SJ was initially hired by CN on June 30, 1998, in the Engineering – Track Department represented by the Steelworkers union. He resigned from the company on Aug. 10, 2004.
On Sept. 9, 2019, he was rehired by CN in an S&C position in the International Brotherhood of Electrical Workers (IBEW) bargaining unit.
His employment records account for both stints at CN.
Disciplinary measures and arbitration
CN played a video showing the consequences of SJ’s actions. It showed that large trees obscured drivers’ view of any approaching trains. The public, thus, relied completely on the railway crossing working properly.
“A dark van went through the intersection safely just before the train entered the crossing. A light van which followed was not so lucky,” the arbitrator wrote in the ruling.
“The train hit it right in the middle and pushed it down the tracks and out of the video’s frame. The incident was no doubt horrifying for the three passengers who had no warning a train was coming. Fortunately, the train was going 10mph on this section of the track and the van seemingly stayed upright as it was pushed down the track.”
Following the incident, CN imposed 60 demerit points on SJ, which led to his automatic dismissal. The IBEW contested the disciplinary action, arguing that 25 demerit points would be appropriate given the circumstances.
The arbitrator ruled that although SJ had committed a serious error, there was insufficient evidence to support CN’s claim that his actions were reckless, negligent, or showed an unwillingness to follow rules.
However, it noted the serious consequences for the passengers in the van.
“One can imagine the terror they felt as they crossed a railway crossing which had no flashing warning lights only to have a train smash into them and push their vehicle down the track. That is clearly an aggravating factor in this case,” the arbitrator said. Luckily, there were no serious injuries.
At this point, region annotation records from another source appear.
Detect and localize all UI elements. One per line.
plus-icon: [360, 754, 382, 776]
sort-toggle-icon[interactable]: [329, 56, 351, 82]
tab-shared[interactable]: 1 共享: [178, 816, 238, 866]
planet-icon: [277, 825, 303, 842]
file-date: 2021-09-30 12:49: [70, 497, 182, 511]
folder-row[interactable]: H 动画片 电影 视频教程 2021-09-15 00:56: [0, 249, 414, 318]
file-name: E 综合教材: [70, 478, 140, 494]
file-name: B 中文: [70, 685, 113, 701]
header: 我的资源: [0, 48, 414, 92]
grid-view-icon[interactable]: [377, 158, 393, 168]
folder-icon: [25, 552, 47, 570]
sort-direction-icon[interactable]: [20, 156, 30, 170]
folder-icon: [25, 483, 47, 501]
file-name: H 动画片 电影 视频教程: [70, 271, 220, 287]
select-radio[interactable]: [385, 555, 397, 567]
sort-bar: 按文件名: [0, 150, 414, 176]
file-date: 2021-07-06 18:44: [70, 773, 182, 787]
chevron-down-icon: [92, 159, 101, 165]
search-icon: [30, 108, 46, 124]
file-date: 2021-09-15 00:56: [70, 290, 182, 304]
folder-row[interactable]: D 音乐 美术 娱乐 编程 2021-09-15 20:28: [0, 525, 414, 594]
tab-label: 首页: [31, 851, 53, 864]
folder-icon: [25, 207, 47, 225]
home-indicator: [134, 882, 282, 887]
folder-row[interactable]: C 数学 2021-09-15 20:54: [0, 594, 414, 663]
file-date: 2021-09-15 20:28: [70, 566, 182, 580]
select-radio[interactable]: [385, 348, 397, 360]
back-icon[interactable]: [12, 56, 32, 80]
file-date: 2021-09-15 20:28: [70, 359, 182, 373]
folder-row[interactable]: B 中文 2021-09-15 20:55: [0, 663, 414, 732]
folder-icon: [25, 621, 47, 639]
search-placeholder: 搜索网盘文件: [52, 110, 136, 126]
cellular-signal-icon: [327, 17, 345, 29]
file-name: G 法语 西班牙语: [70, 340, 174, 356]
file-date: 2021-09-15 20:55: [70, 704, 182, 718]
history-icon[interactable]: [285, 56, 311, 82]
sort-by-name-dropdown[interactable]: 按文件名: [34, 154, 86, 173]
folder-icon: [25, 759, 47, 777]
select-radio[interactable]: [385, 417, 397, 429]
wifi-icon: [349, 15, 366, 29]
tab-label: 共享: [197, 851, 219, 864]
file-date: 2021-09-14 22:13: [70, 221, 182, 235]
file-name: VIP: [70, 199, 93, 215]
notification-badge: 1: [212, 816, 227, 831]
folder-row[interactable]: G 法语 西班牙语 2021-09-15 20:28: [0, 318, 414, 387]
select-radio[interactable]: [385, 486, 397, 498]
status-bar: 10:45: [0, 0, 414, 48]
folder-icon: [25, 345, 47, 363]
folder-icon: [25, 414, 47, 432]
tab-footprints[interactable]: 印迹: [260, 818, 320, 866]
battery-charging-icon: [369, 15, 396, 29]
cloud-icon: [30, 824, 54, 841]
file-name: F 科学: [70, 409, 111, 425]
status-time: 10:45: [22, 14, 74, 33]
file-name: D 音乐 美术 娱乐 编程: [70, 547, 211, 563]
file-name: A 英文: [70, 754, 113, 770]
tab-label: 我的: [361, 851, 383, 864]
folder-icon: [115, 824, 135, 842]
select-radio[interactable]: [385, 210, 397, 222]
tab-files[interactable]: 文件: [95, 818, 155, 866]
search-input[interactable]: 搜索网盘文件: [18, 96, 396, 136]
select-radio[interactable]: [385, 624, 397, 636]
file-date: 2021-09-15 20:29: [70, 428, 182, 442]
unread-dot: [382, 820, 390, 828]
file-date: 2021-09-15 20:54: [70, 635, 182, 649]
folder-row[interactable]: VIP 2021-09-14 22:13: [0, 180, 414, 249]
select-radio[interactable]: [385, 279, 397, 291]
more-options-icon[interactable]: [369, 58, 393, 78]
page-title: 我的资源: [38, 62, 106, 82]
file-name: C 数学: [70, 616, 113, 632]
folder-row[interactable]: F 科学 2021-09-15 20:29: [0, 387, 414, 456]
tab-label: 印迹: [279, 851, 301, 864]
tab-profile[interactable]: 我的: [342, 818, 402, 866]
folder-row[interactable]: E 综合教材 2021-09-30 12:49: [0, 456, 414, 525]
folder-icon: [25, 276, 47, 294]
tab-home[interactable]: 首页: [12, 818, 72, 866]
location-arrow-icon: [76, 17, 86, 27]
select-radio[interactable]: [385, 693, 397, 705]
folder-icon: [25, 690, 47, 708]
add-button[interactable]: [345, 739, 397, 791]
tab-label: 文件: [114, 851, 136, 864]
Worker uncertain about task, had no previous discipline
The facts showed SJ was uncertain about the task he had to complete, and he made a significant mistake in asking his colleague about the wrong test. The fact he asked for help mitigates against a finding that he “shows no willingness to comply with the rules,” the arbitrator said.
Nor was there evidence he was a reckless and negligent employee. SJ had no previous discipline on his record, and he accepted responsibility for his actions and indicated what he would do in the future.
It also noted that SJ was not a new employee — pointing to his earlier stint at CN. He had a total of nine years’ service, meaning “he is not the short service employee one might otherwise have initially assumed” when looking at the 2019 rehire date.
As a result, the arbitrator ordered CN to reinstate SJ without compensation and reduced the 60 demerit points to 40 on his disciplinary record.